Can't understand the order of computing the next integral where B is real Brownian motion with $0\leq s \leq t$ by using Fubini-Tonelli: $$cov(X_s,X_t)=E\biggl( \int_0^sB_rdr\int_0^tB_udu \biggr)=E\biggl(\biggl( \int_0^sB_rdr+\int_s^tB_rdr \biggr)\cdot\int_0^sB_udu\biggr)=I_1+I_2$$ I compute two integrals separately: $$ I_2=E\biggl( \int_s^t\int_0^sB_rdrB_udu \biggr)= \int_s^t\int_0^sE( B_rB_u)drdu =\int_s^t\int_0^s(min(r,u))drdu=\int_s^t\int_0^sududr $$ $$I_1=E\biggl( \int_0^s\int_0^sB_rdrB_udu \biggr)=E\biggl( \int_0^s\biggl(\int_0^r B_rB_udu \biggr)dr\biggr)+E\biggl( \int_0^s\biggl(\int_r^s B_rB_udu \biggr)dr\biggr)=$$ $$=J_1+J_2$$ and the same integration as previously for $J_1$ and $J_2$.
Here are my questions:
- why should I split $I_1$ again into two integrals?

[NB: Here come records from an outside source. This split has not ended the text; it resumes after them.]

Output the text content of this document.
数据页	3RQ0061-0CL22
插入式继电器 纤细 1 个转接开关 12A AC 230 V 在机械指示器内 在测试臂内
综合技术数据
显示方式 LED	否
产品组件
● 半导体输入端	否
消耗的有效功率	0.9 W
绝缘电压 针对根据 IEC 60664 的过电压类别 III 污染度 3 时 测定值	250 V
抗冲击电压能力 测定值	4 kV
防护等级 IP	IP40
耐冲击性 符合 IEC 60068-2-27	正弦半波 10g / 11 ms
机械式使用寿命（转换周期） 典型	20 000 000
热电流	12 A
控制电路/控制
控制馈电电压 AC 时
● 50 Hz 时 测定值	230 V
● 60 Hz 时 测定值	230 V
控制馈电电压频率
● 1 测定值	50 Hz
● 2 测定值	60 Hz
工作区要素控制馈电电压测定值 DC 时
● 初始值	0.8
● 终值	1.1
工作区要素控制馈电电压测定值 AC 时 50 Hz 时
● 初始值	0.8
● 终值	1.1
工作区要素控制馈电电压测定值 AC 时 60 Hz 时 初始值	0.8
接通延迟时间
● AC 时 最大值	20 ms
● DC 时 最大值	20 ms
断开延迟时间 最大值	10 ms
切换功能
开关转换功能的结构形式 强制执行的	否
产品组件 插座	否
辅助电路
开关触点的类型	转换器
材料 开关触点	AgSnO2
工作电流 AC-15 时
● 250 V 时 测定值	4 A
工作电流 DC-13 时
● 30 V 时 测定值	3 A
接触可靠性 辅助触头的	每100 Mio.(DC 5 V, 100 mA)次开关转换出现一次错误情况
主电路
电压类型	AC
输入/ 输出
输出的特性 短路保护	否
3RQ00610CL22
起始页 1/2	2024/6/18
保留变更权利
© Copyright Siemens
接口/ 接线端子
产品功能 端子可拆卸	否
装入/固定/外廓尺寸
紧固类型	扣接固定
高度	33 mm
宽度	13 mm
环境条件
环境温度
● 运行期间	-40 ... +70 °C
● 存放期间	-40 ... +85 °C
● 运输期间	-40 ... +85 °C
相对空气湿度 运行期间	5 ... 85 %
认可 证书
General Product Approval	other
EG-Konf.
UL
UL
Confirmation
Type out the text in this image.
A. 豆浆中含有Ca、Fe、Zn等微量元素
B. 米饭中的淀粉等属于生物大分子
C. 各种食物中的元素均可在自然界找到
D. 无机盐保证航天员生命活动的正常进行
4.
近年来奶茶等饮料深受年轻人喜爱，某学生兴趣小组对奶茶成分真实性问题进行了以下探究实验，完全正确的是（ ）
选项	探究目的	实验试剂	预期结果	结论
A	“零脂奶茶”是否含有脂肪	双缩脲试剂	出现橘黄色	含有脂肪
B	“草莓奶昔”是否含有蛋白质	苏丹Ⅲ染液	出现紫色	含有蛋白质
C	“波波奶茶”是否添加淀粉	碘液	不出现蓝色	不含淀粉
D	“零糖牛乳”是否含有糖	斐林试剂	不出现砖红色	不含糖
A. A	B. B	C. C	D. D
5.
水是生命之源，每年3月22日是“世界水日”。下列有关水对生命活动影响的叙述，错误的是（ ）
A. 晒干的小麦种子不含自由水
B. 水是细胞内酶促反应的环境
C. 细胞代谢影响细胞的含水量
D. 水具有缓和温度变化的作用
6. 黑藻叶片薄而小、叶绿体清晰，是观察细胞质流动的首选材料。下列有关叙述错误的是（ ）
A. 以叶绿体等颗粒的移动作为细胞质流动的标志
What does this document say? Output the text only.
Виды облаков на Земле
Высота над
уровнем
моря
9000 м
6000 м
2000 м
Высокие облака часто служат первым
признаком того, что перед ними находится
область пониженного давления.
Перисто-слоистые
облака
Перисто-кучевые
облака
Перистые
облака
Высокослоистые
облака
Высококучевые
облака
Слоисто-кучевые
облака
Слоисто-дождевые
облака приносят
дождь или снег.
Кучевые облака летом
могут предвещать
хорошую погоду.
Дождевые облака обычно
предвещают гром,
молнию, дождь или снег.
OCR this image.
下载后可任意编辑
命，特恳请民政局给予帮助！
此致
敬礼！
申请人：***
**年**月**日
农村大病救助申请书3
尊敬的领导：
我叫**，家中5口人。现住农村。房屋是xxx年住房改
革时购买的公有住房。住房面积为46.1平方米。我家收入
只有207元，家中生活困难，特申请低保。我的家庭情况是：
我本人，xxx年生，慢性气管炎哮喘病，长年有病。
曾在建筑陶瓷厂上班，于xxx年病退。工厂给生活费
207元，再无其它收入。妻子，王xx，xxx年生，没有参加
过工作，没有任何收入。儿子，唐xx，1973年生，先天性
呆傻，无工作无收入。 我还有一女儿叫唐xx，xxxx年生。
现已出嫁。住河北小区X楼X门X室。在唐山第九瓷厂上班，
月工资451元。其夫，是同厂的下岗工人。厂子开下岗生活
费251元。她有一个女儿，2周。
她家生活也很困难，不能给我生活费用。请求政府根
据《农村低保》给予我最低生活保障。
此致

But not compute expectation as taking minimum among $B_r$ and $B_u$ straight away as integration is between $0$ and $s$;
- then why shouldn't I split the $J_2$ again? But in this case allowed to compute expectation by taking minimum;
- and the last one why the minimum in $J_1$ is $u$ and in $J_2$ is $r$?